И куда ни посмотришь вокруг себя, на листочки-ли ничтожного кустика, на кочку-ли, покрытую изумрудною травой, на сучок-ли полувысохшего дерева, на темный-ли уголок в трещине гниющего пня, везде копошится деятельный веселый мир, оживляющий самые неодушевленные тела, самую косную массу. Эти легионы крошечных, но страшно вооруженных существ, которые могли-бы быть ужасающими чудовищами, если-бы рост их не был так ничтожен; эти миллионы броненосных, грызущих, сверлящих, пилящих, разрывающих, разрушающих хищников царят однако над органическим миром, хотя никто, по-видимому, и не обращает внимания на их микроскопическую и колоссальную вместе с тем работу. «Мы кладем всего 99 яиц», говорила саранча пророку Магомету: «если бы мы клали 100, мы пожрали-бы весь мир». Так повествует восточное сказание, ярко выражающее мысль о всемирном значении таких, по-видимому, ничтожных существ, как насекомые.

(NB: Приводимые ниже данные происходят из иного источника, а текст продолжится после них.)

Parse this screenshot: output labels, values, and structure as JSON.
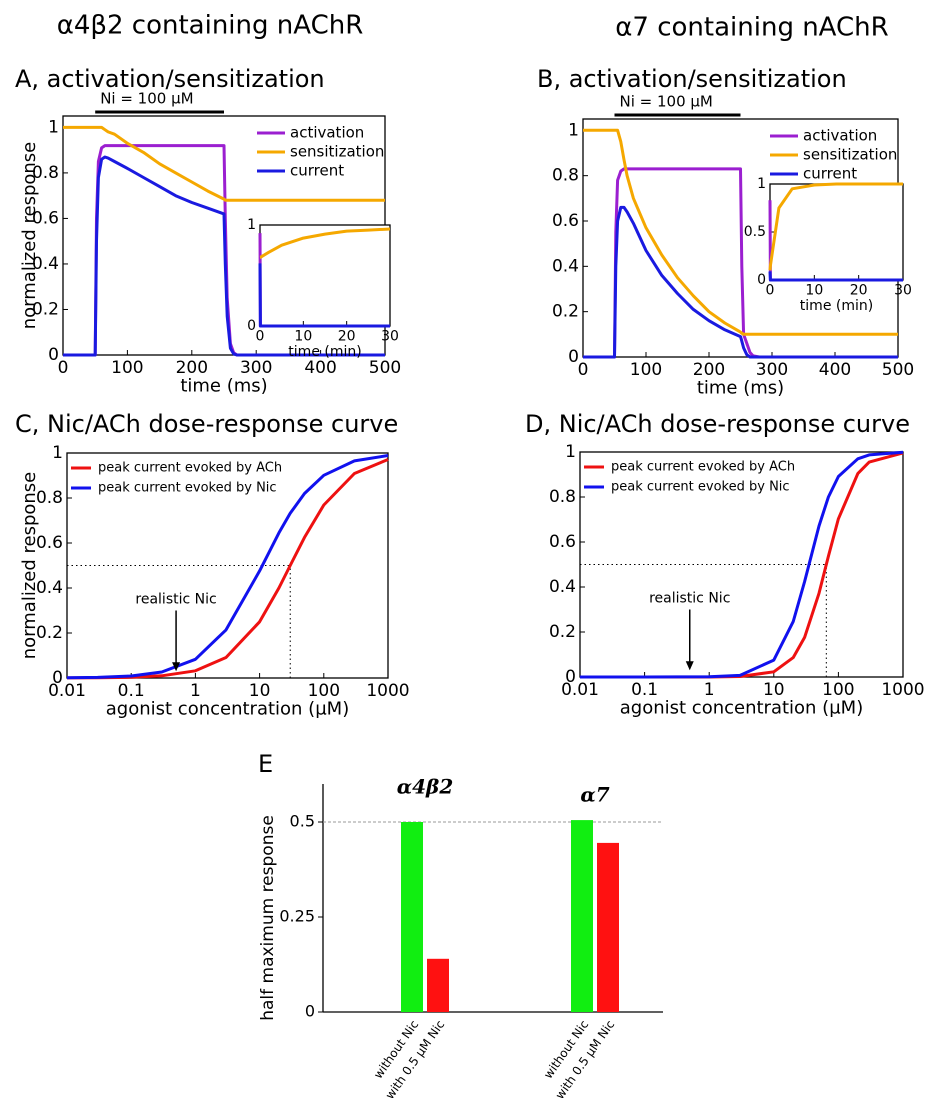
{
  "column_titles": [
    "α4β2 containing nAChR",
    "α7 containing nAChR"
  ],
  "chart_data": [
    {
      "type": "line",
      "title": "A, activation/sensitization",
      "xlabel": "time (ms)",
      "ylabel": "normalized response",
      "x": [
        0,
        50,
        52,
        55,
        60,
        65,
        70,
        80,
        100,
        125,
        150,
        175,
        200,
        225,
        250,
        252,
        255,
        260,
        265,
        270,
        280,
        300,
        350,
        400,
        450,
        500
      ],
      "series": [
        {
          "name": "activation",
          "color": "#9b1fd0",
          "values": [
            0,
            0,
            0.6,
            0.85,
            0.91,
            0.92,
            0.92,
            0.92,
            0.92,
            0.92,
            0.92,
            0.92,
            0.92,
            0.92,
            0.92,
            0.6,
            0.25,
            0.05,
            0.01,
            0,
            0,
            0,
            0,
            0,
            0,
            0
          ]
        },
        {
          "name": "sensitization",
          "color": "#f5a800",
          "values": [
            1,
            1,
            1,
            1,
            1,
            0.99,
            0.98,
            0.97,
            0.93,
            0.89,
            0.84,
            0.8,
            0.76,
            0.72,
            0.685,
            0.68,
            0.68,
            0.68,
            0.68,
            0.68,
            0.68,
            0.68,
            0.68,
            0.68,
            0.68,
            0.68
          ]
        },
        {
          "name": "current",
          "color": "#1a1ae0",
          "values": [
            0,
            0,
            0.5,
            0.78,
            0.86,
            0.87,
            0.865,
            0.85,
            0.82,
            0.78,
            0.74,
            0.7,
            0.67,
            0.645,
            0.62,
            0.4,
            0.17,
            0.03,
            0.005,
            0,
            0,
            0,
            0,
            0,
            0,
            0
          ]
        }
      ],
      "stimulus": {
        "label": "Ni = 100 µM",
        "start": 50,
        "end": 250
      },
      "xlim": [
        0,
        500
      ],
      "ylim": [
        0,
        1.05
      ],
      "xticks": [
        0,
        100,
        200,
        300,
        400,
        500
      ],
      "yticks": [
        0,
        0.2,
        0.4,
        0.6,
        0.8,
        1
      ],
      "legend": "upper right"
    },
    {
      "type": "line",
      "xlabel": "time (min)",
      "x": [
        0,
        0.1,
        2,
        5,
        10,
        15,
        20,
        25,
        30
      ],
      "series": [
        {
          "color": "#9b1fd0",
          "values": [
            0.92,
            0,
            0,
            0,
            0,
            0,
            0,
            0,
            0
          ]
        },
        {
          "color": "#1a1ae0",
          "values": [
            0.62,
            0,
            0,
            0,
            0,
            0,
            0,
            0,
            0
          ]
        },
        {
          "color": "#f5a800",
          "values": [
            0.68,
            0.68,
            0.73,
            0.8,
            0.87,
            0.91,
            0.94,
            0.95,
            0.96
          ]
        }
      ],
      "xlim": [
        0,
        30
      ],
      "ylim": [
        0,
        1
      ],
      "xticks": [
        0,
        10,
        20,
        30
      ],
      "yticks": [
        0,
        1
      ]
    },
    {
      "type": "line",
      "title": "B, activation/sensitization",
      "xlabel": "time (ms)",
      "x": [
        0,
        50,
        52,
        55,
        60,
        65,
        70,
        80,
        100,
        125,
        150,
        175,
        200,
        225,
        250,
        252,
        255,
        260,
        265,
        270,
        280,
        300,
        350,
        400,
        450,
        500
      ],
      "series": [
        {
          "name": "activation",
          "color": "#9b1fd0",
          "values": [
            0,
            0,
            0.55,
            0.78,
            0.82,
            0.83,
            0.83,
            0.83,
            0.83,
            0.83,
            0.83,
            0.83,
            0.83,
            0.83,
            0.83,
            0.4,
            0.1,
            0.06,
            0.02,
            0.005,
            0,
            0,
            0,
            0,
            0,
            0
          ]
        },
        {
          "name": "sensitization",
          "color": "#f5a800",
          "values": [
            1,
            1,
            1,
            1,
            0.95,
            0.87,
            0.8,
            0.7,
            0.57,
            0.45,
            0.35,
            0.27,
            0.2,
            0.15,
            0.11,
            0.105,
            0.1,
            0.1,
            0.1,
            0.1,
            0.1,
            0.1,
            0.1,
            0.1,
            0.1,
            0.1
          ]
        },
        {
          "name": "current",
          "color": "#1a1ae0",
          "values": [
            0,
            0,
            0.4,
            0.6,
            0.66,
            0.66,
            0.64,
            0.59,
            0.47,
            0.36,
            0.28,
            0.21,
            0.16,
            0.12,
            0.09,
            0.07,
            0.04,
            0.01,
            0,
            0,
            0,
            0,
            0,
            0,
            0,
            0
          ]
        }
      ],
      "stimulus": {
        "label": "Ni = 100 µM",
        "start": 50,
        "end": 250
      },
      "xlim": [
        0,
        500
      ],
      "ylim": [
        0,
        1.05
      ],
      "xticks": [
        0,
        100,
        200,
        300,
        400,
        500
      ],
      "yticks": [
        0,
        0.2,
        0.4,
        0.6,
        0.8,
        1
      ],
      "legend": "upper right"
    },
    {
      "type": "line",
      "xlabel": "time (min)",
      "x": [
        0,
        0.1,
        2,
        5,
        10,
        15,
        20,
        25,
        30
      ],
      "series": [
        {
          "color": "#9b1fd0",
          "values": [
            0.83,
            0,
            0,
            0,
            0,
            0,
            0,
            0,
            0
          ]
        },
        {
          "color": "#1a1ae0",
          "values": [
            0.09,
            0,
            0,
            0,
            0,
            0,
            0,
            0,
            0
          ]
        },
        {
          "color": "#f5a800",
          "values": [
            0.1,
            0.15,
            0.75,
            0.95,
            0.99,
            1,
            1,
            1,
            1
          ]
        }
      ],
      "xlim": [
        0,
        30
      ],
      "ylim": [
        0,
        1
      ],
      "xticks": [
        0,
        10,
        20,
        30
      ],
      "yticks": [
        0,
        0.5,
        1
      ]
    },
    {
      "type": "line",
      "title": "C, Nic/ACh dose-response curve",
      "xlabel": "agonist concentration (µM)",
      "ylabel": "normalized response",
      "xscale": "log",
      "x": [
        0.01,
        0.03,
        0.1,
        0.3,
        1,
        3,
        10,
        20,
        30,
        50,
        100,
        300,
        1000
      ],
      "series": [
        {
          "name": "peak current evoked by ACh",
          "color": "#ee1111",
          "values": [
            0.0003,
            0.001,
            0.0033,
            0.0099,
            0.032,
            0.091,
            0.25,
            0.4,
            0.5,
            0.625,
            0.769,
            0.909,
            0.971
          ]
        },
        {
          "name": "peak current evoked by Nic",
          "color": "#1111ee",
          "values": [
            0.0009,
            0.0027,
            0.009,
            0.0265,
            0.083,
            0.214,
            0.476,
            0.645,
            0.732,
            0.82,
            0.901,
            0.965,
            0.989
          ]
        }
      ],
      "reference": {
        "x": 30,
        "y": 0.5
      },
      "annotation": {
        "text": "realistic Nic",
        "x": 0.5
      },
      "xlim": [
        0.01,
        1000
      ],
      "ylim": [
        0,
        1
      ],
      "xticks": [
        0.01,
        0.1,
        1,
        10,
        100,
        1000
      ],
      "yticks": [
        0,
        0.2,
        0.4,
        0.6,
        0.8,
        1
      ],
      "legend": "upper left"
    },
    {
      "type": "line",
      "title": "D, Nic/ACh dose-response curve",
      "xlabel": "agonist concentration (µM)",
      "xscale": "log",
      "x": [
        0.01,
        0.1,
        1,
        3,
        10,
        20,
        30,
        50,
        70,
        100,
        200,
        300,
        1000
      ],
      "series": [
        {
          "name": "peak current evoked by ACh",
          "color": "#ee1111",
          "values": [
            0,
            0,
            0.0002,
            0.002,
            0.023,
            0.086,
            0.176,
            0.372,
            0.537,
            0.703,
            0.904,
            0.955,
            0.996
          ]
        },
        {
          "name": "peak current evoked by Nic",
          "color": "#1111ee",
          "values": [
            0,
            0,
            0.0008,
            0.007,
            0.075,
            0.246,
            0.424,
            0.671,
            0.8,
            0.891,
            0.97,
            0.987,
            0.999
          ]
        }
      ],
      "reference": {
        "x": 65,
        "y": 0.5
      },
      "annotation": {
        "text": "realistic Nic",
        "x": 0.5
      },
      "xlim": [
        0.01,
        1000
      ],
      "ylim": [
        0,
        1
      ],
      "xticks": [
        0.01,
        0.1,
        1,
        10,
        100,
        1000
      ],
      "yticks": [
        0,
        0.2,
        0.4,
        0.6,
        0.8,
        1
      ],
      "legend": "upper left"
    },
    {
      "type": "bar",
      "title": "E",
      "ylabel": "half maximum response",
      "groups": [
        "α4β2",
        "α7"
      ],
      "series": [
        {
          "name": "without Nic",
          "color": "#11ee11",
          "values": [
            0.5,
            0.505
          ]
        },
        {
          "name": "with 0.5 µM Nic",
          "color": "#ff1111",
          "values": [
            0.14,
            0.445
          ]
        }
      ],
      "reference": {
        "y": 0.5
      },
      "ylim": [
        0,
        0.6
      ],
      "yticks": [
        0,
        0.25,
        0.5
      ]
    }
  ]
}
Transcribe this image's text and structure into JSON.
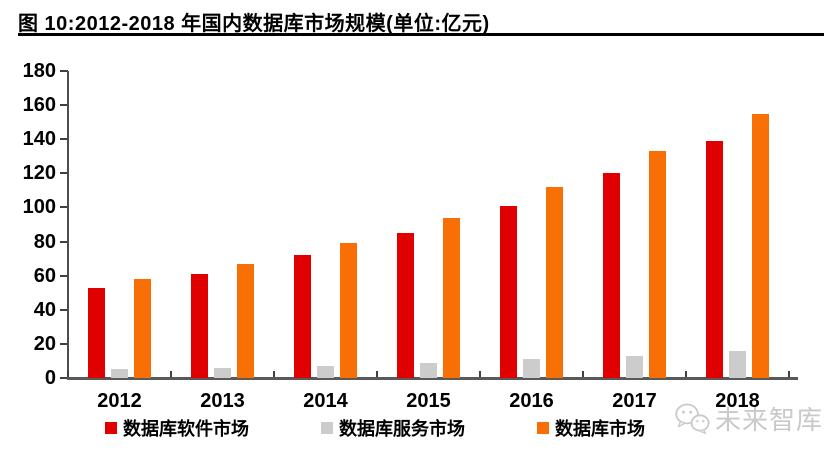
{
  "figure": {
    "title": "图 10:2012-2018 年国内数据库市场规模(单位:亿元)"
  },
  "watermark": {
    "text": "未来智库"
  },
  "chart_data": {
    "type": "bar",
    "title": "图 10:2012-2018 年国内数据库市场规模(单位:亿元)",
    "unit": "亿元",
    "categories": [
      "2012",
      "2013",
      "2014",
      "2015",
      "2016",
      "2017",
      "2018"
    ],
    "series": [
      {
        "name": "数据库软件市场",
        "color": "#e00000",
        "values": [
          53,
          61,
          72,
          85,
          101,
          120,
          139
        ]
      },
      {
        "name": "数据库服务市场",
        "color": "#cccccc",
        "values": [
          5,
          6,
          7,
          9,
          11,
          13,
          16
        ]
      },
      {
        "name": "数据库市场",
        "color": "#f87005",
        "values": [
          58,
          67,
          79,
          94,
          112,
          133,
          155
        ]
      }
    ],
    "xlabel": "",
    "ylabel": "",
    "ylim": [
      0,
      180
    ],
    "ytick_step": 20,
    "grid": false,
    "legend_position": "bottom"
  }
}
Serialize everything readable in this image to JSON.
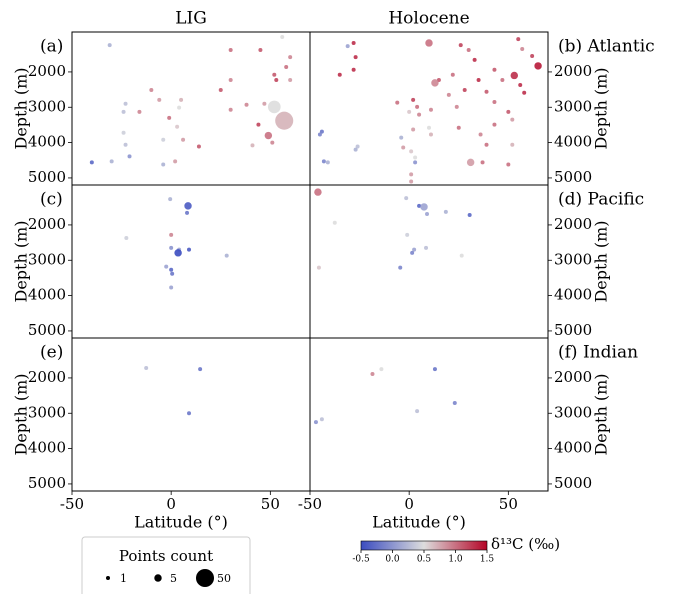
{
  "chart_data": [
    {
      "type": "scatter",
      "title": "(a)",
      "column_title": "LIG",
      "ylabel": "Depth (m)",
      "xlim": [
        -50,
        70
      ],
      "ylim": [
        5200,
        870
      ],
      "yticks": [
        2000,
        3000,
        4000,
        5000
      ],
      "x": [
        -31,
        56,
        60,
        30,
        45,
        58,
        52,
        53,
        30,
        60,
        -10,
        25,
        5,
        -6,
        -23,
        38,
        47,
        52,
        57,
        44,
        30,
        -24,
        -16,
        4,
        -1,
        3,
        -4,
        6,
        14,
        41,
        49,
        51,
        -23,
        -21,
        -30,
        -40,
        2,
        -4,
        -24
      ],
      "values": [
        1240,
        1010,
        1580,
        1380,
        1380,
        1860,
        2080,
        2230,
        2230,
        2230,
        2510,
        2510,
        2790,
        2790,
        2900,
        2930,
        2900,
        2990,
        3380,
        3490,
        3070,
        3130,
        3130,
        3010,
        3300,
        3550,
        3920,
        3920,
        4110,
        4080,
        3800,
        4000,
        4060,
        4390,
        4530,
        4560,
        4530,
        4620,
        3720
      ],
      "d13c": [
        0.2,
        0.5,
        0.9,
        1.0,
        1.1,
        1.0,
        1.1,
        1.2,
        0.9,
        0.8,
        0.9,
        1.1,
        0.7,
        0.8,
        0.3,
        0.9,
        0.8,
        0.5,
        0.7,
        1.2,
        0.9,
        0.3,
        0.9,
        0.5,
        1.0,
        0.6,
        0.4,
        0.8,
        1.1,
        0.7,
        1.0,
        0.9,
        0.3,
        0.0,
        0.2,
        -0.3,
        0.8,
        0.2,
        0.4
      ],
      "counts": [
        1,
        1,
        1,
        1,
        1,
        1,
        1,
        1,
        1,
        1,
        1,
        1,
        1,
        1,
        1,
        1,
        1,
        20,
        50,
        1,
        1,
        1,
        1,
        1,
        1,
        1,
        1,
        1,
        1,
        1,
        5,
        1,
        1,
        1,
        1,
        1,
        1,
        1,
        1
      ]
    },
    {
      "type": "scatter",
      "title": "(b) Atlantic",
      "column_title": "Holocene",
      "ylabel": "Depth (m)",
      "xlim": [
        -50,
        70
      ],
      "ylim": [
        5200,
        870
      ],
      "yticks": [
        2000,
        3000,
        4000,
        5000
      ],
      "x": [
        -31,
        -28,
        -27,
        -28,
        -35,
        10,
        26,
        30,
        33,
        55,
        57,
        62,
        65,
        53,
        56,
        47,
        43,
        35,
        22,
        15,
        13,
        28,
        20,
        39,
        58,
        2,
        4,
        5,
        -6,
        0,
        11,
        24,
        43,
        50,
        52,
        43,
        36,
        25,
        11,
        2,
        -4,
        -3,
        1,
        3,
        3,
        1,
        1,
        31,
        37,
        52,
        39,
        50,
        -26,
        -27,
        -44,
        -45,
        -43,
        -41,
        10
      ],
      "values": [
        1270,
        1180,
        1580,
        1940,
        2080,
        1180,
        1240,
        1380,
        1660,
        1070,
        1350,
        1550,
        1830,
        2100,
        2370,
        2230,
        1940,
        2230,
        2080,
        2230,
        2310,
        2510,
        2650,
        2560,
        2590,
        2790,
        2990,
        3210,
        2870,
        3130,
        3070,
        2990,
        2850,
        3130,
        3350,
        3490,
        3770,
        3580,
        3770,
        3630,
        3860,
        4140,
        4250,
        4420,
        4560,
        4900,
        5100,
        4560,
        4560,
        4060,
        4060,
        4620,
        4110,
        4200,
        3690,
        3770,
        4530,
        4560,
        3580
      ],
      "d13c": [
        0.1,
        1.3,
        1.3,
        1.3,
        1.3,
        1.0,
        1.2,
        1.0,
        1.3,
        1.2,
        0.9,
        1.2,
        1.4,
        1.3,
        1.3,
        1.0,
        1.1,
        1.3,
        1.0,
        1.1,
        0.9,
        1.2,
        0.9,
        1.1,
        1.3,
        1.2,
        1.0,
        0.9,
        1.0,
        0.6,
        0.9,
        0.9,
        1.0,
        1.1,
        0.8,
        1.0,
        0.9,
        1.0,
        0.7,
        0.8,
        0.2,
        0.8,
        0.6,
        0.5,
        0.0,
        0.8,
        0.8,
        0.8,
        1.0,
        0.7,
        1.0,
        1.0,
        0.3,
        0.2,
        -0.2,
        -0.1,
        -0.1,
        0.2,
        0.5
      ],
      "counts": [
        1,
        1,
        1,
        1,
        1,
        5,
        1,
        1,
        1,
        1,
        1,
        1,
        5,
        5,
        1,
        1,
        1,
        1,
        1,
        1,
        5,
        1,
        1,
        1,
        1,
        1,
        1,
        1,
        1,
        1,
        1,
        1,
        1,
        1,
        1,
        1,
        1,
        1,
        1,
        1,
        1,
        1,
        1,
        1,
        1,
        1,
        1,
        5,
        1,
        1,
        1,
        1,
        1,
        1,
        1,
        1,
        1,
        1,
        1
      ]
    },
    {
      "type": "scatter",
      "title": "(c)",
      "ylabel": "Depth (m)",
      "xlim": [
        -50,
        70
      ],
      "ylim": [
        5200,
        870
      ],
      "yticks": [
        2000,
        3000,
        4000,
        5000
      ],
      "x": [
        -0.5,
        8.5,
        8,
        -22.6,
        0,
        0,
        4,
        3.5,
        9,
        28,
        -2.5,
        0,
        0.5,
        0
      ],
      "values": [
        1270,
        1460,
        1660,
        2370,
        2280,
        2650,
        2700,
        2790,
        2700,
        2870,
        3180,
        3270,
        3380,
        3770
      ],
      "d13c": [
        0.2,
        -0.4,
        -0.2,
        0.4,
        0.9,
        0.0,
        0.1,
        -0.5,
        -0.4,
        0.2,
        0.1,
        -0.3,
        -0.2,
        0.1
      ],
      "counts": [
        1,
        5,
        1,
        1,
        1,
        1,
        1,
        5,
        1,
        1,
        1,
        1,
        1,
        1
      ]
    },
    {
      "type": "scatter",
      "title": "(d) Pacific",
      "ylabel": "Depth (m)",
      "xlim": [
        -50,
        70
      ],
      "ylim": [
        5200,
        870
      ],
      "yticks": [
        2000,
        3000,
        4000,
        5000
      ],
      "x": [
        -46,
        -1.5,
        5,
        7.5,
        9,
        18.5,
        30.5,
        -37.5,
        -1,
        2.5,
        1.5,
        8.5,
        26.5,
        -45.5,
        -4.5
      ],
      "values": [
        1070,
        1240,
        1460,
        1490,
        1690,
        1630,
        1720,
        1940,
        2280,
        2700,
        2790,
        2650,
        2870,
        3210,
        3210
      ],
      "d13c": [
        1.0,
        0.3,
        -0.3,
        0.1,
        0.1,
        0.2,
        -0.3,
        0.5,
        0.4,
        0.1,
        -0.1,
        0.3,
        0.5,
        0.6,
        -0.1
      ],
      "counts": [
        5,
        1,
        1,
        5,
        1,
        1,
        1,
        1,
        1,
        1,
        1,
        1,
        1,
        1,
        1
      ]
    },
    {
      "type": "scatter",
      "title": "(e)",
      "ylabel": "Depth (m)",
      "xlabel": "Latitude (°)",
      "xlim": [
        -50,
        70
      ],
      "ylim": [
        5200,
        870
      ],
      "yticks": [
        2000,
        3000,
        4000,
        5000
      ],
      "xticks": [
        -50,
        0,
        50
      ],
      "x": [
        -12.6,
        14.6,
        9
      ],
      "values": [
        1720,
        1750,
        3000
      ],
      "d13c": [
        0.3,
        -0.2,
        -0.2
      ],
      "counts": [
        1,
        1,
        1
      ]
    },
    {
      "type": "scatter",
      "title": "(f) Indian",
      "ylabel": "Depth (m)",
      "xlabel": "Latitude (°)",
      "xlim": [
        -50,
        70
      ],
      "ylim": [
        5200,
        870
      ],
      "yticks": [
        2000,
        3000,
        4000,
        5000
      ],
      "xticks": [
        -50,
        0,
        50
      ],
      "x": [
        -18.5,
        -14,
        13,
        4,
        23,
        -44,
        -47
      ],
      "values": [
        1890,
        1750,
        1750,
        2940,
        2710,
        3170,
        3250
      ],
      "d13c": [
        0.9,
        0.5,
        -0.2,
        0.3,
        -0.1,
        0.3,
        0.0
      ],
      "counts": [
        1,
        1,
        1,
        1,
        1,
        1,
        1
      ]
    }
  ],
  "colorbar": {
    "label": "δ¹³C (‰)",
    "lim": [
      -0.5,
      1.5
    ],
    "colors": [
      "#3b4cc0",
      "#dddddd",
      "#b40426"
    ],
    "ticks": [
      -0.5,
      {
        "value": 0,
        "label": "0.0"
      },
      0.5,
      {
        "value": 1,
        "label": "1.0"
      },
      1.5
    ]
  },
  "size_legend": {
    "title": "Points count",
    "counts": [
      1,
      5,
      50
    ]
  }
}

В мировой жизни, в экономии природы, они играют роль в десять раз большую, чем все млекопитающие и птицы вместе, и если один дуб или крапива могут питать десятки разнообразных насекомых, то из этого одного можно заключить о великом значении этих ничтожных существ в хозяйстве природы. Ни одно растение не безопасно от нападений этой рати крошечных существ, этих легионов, которые способны опустошать целые страны; мало того, редкое растение не имеет своего собственного паразита.
«Малютке насекомому», говорит другое арабское сказание, «Аллах дал силу большую, чем льву; оно может победить весь мир, как побеждает и человек». Кто видал работу термитов, кто подвергался нападению муравьиной рати, комариной силы, кто наблюдал тучи саранчи, закрывающие солнце, тот поймет страшную силу насекомого.
Оно и слабо, и могуче, и ничтожно, и велико; оно слабо и ничтожно своею величиной, могуче и велико своею страшною способностью воспроизведения; оно побеждает мир своею колоссальною плодовитостью, являя собою страшную силу, настоящую разрушающую стихию, поддерживающую однако в равновесии экономию мира. Лес, как обиталище целых миллиардов этих крошечных существ, как сфера, в которой они рождаются, живут, умирают и размножаются, представляет собою арену страшной борьбы, где мир насекомых борется с миром растительным. Нападающее насекомое страшно своею многочисленностью, своею могучею способностью размножения; мир-же растительный не имеет ничего для самозащиты: его спасает от конечной гибели только колоссальный рост, масса и живая энергия, возрождающая вдесятеро против того, что уничтожено беспощадным врагом. Только птицы, да немногие животные, поедающие миллионы насекомых, служат союзниками в вечной борьбе леса с его-же детьми — насекомыми; других помощников у него нет в этой настоящей борьбе за существование.